Re: [RFC 00/14] Dynamic Kernel Stacks

"H. Peter Anvin" <hpa@xxxxxxxxx> · Sat, 16 Mar 2024 17:47:18 -0700

On March 14, 2024 12:43:06 PM PDT, Matthew Wilcox <willy@xxxxxxxxxxxxx> wrote:
>On Tue, Mar 12, 2024 at 10:18:10AM -0700, H. Peter Anvin wrote:
>> Second, non-dynamic kernel memory is one of the core design decisions in
>> Linux from early on.

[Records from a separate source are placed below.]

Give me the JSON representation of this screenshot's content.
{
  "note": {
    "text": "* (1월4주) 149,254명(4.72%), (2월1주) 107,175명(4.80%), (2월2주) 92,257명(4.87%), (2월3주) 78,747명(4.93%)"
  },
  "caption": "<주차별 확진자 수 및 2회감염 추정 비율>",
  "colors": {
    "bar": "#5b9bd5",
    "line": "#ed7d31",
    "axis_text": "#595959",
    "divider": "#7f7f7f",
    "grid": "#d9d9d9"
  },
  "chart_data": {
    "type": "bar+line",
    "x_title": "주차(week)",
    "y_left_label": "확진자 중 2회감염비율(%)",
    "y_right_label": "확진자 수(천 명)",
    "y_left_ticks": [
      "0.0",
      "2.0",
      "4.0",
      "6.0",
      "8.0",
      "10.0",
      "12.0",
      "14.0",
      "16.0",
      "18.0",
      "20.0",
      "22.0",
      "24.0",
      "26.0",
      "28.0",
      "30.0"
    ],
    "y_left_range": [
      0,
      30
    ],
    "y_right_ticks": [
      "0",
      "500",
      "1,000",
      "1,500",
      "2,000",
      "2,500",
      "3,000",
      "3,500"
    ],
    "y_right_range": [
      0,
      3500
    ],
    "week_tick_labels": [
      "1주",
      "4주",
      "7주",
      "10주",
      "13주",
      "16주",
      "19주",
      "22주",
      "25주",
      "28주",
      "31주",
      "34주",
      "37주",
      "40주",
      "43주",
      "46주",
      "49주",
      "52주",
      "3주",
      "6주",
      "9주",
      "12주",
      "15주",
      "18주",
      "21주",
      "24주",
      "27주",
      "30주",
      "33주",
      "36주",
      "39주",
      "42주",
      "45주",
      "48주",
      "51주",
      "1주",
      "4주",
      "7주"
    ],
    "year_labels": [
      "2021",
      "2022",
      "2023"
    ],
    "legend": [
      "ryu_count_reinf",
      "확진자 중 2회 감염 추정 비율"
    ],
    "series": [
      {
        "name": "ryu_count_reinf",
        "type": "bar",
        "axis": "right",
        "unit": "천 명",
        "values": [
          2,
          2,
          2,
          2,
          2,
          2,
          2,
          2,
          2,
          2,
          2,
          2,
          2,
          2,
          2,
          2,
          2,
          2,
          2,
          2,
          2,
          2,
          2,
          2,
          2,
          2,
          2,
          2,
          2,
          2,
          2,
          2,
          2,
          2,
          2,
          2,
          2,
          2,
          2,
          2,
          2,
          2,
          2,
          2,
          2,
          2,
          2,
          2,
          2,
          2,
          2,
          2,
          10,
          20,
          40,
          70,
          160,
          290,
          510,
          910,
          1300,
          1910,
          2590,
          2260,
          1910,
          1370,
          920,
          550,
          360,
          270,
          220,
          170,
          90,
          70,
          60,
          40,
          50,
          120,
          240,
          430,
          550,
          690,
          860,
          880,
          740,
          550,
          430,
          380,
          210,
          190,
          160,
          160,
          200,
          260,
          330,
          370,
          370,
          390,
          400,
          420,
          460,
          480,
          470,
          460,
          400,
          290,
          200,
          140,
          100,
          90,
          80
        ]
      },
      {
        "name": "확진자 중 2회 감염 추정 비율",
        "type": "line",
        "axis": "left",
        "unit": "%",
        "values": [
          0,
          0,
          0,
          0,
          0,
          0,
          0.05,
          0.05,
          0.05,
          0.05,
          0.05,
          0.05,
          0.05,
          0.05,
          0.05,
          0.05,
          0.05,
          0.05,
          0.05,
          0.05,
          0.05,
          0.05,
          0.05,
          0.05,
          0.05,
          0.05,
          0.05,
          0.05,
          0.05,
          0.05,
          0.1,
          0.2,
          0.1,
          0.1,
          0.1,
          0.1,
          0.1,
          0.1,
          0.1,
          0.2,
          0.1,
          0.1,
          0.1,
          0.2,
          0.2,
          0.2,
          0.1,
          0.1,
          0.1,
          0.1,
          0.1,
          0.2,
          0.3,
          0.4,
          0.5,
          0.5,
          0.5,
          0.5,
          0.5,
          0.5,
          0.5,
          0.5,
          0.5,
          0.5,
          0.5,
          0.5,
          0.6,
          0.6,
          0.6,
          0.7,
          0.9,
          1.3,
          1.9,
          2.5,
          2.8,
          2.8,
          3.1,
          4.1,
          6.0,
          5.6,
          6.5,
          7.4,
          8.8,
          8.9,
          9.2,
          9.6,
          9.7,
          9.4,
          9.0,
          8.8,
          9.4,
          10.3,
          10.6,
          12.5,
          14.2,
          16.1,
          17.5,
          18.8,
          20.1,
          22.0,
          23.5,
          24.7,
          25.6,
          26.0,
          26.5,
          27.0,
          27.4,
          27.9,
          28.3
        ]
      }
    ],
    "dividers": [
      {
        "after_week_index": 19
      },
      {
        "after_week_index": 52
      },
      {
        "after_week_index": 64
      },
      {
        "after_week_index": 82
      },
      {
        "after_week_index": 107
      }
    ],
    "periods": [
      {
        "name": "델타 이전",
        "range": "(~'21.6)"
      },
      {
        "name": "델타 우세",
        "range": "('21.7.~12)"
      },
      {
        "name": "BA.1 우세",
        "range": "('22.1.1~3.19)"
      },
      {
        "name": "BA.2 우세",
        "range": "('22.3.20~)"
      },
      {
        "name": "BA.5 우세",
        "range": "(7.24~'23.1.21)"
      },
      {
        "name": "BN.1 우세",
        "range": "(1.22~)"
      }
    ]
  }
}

This means there are lot of deeply embedded assumptions
>> which would have to be untangled.
>
>I think there are other ways of getting the benefit that Pasha is seeking
>without moving to dynamically allocated kernel memory.  One icky thing
>that XFS does is punt work over to a kernel thread in order to use more
>stack!  That breaks a number of things including lockdep (because the
>kernel thread doesn't own the lock, the thread waiting for the kernel
>thread owns the lock).
>
>If we had segmented stacks, XFS could say "I need at least 6kB of stack",
>and if less than that was available, we could allocate a temporary
>stack and switch to it.  I suspect Google would also be able to use this
>API for their rare cases when they need more than 8kB of kernel stack.
>Who knows, we might all be able to use such a thing.
>
>I'd been thinking about this from the point of view of allocating more
>stack elsewhere in kernel space, but combining what Pasha has done here
>with this idea might lead to a hybrid approach that works better; allocate
>32kB of vmap space per kernel thread, put 12kB of memory at the top of it,
>rely on people using this "I need more stack" API correctly, and free the
>excess pages on return to userspace.  No complicated "switch stacks" API
>needed, just an "ensure we have at least N bytes of stack remaining" API.

This is what stack probes basically does. It provides a very cheap "API" that goes via the #PF (not #DF!) path in the slow case, but synchronously at a well-defined point, but is virtually free in the common case. As a side benefit, they can be compiler-generated, as some operating systems require them.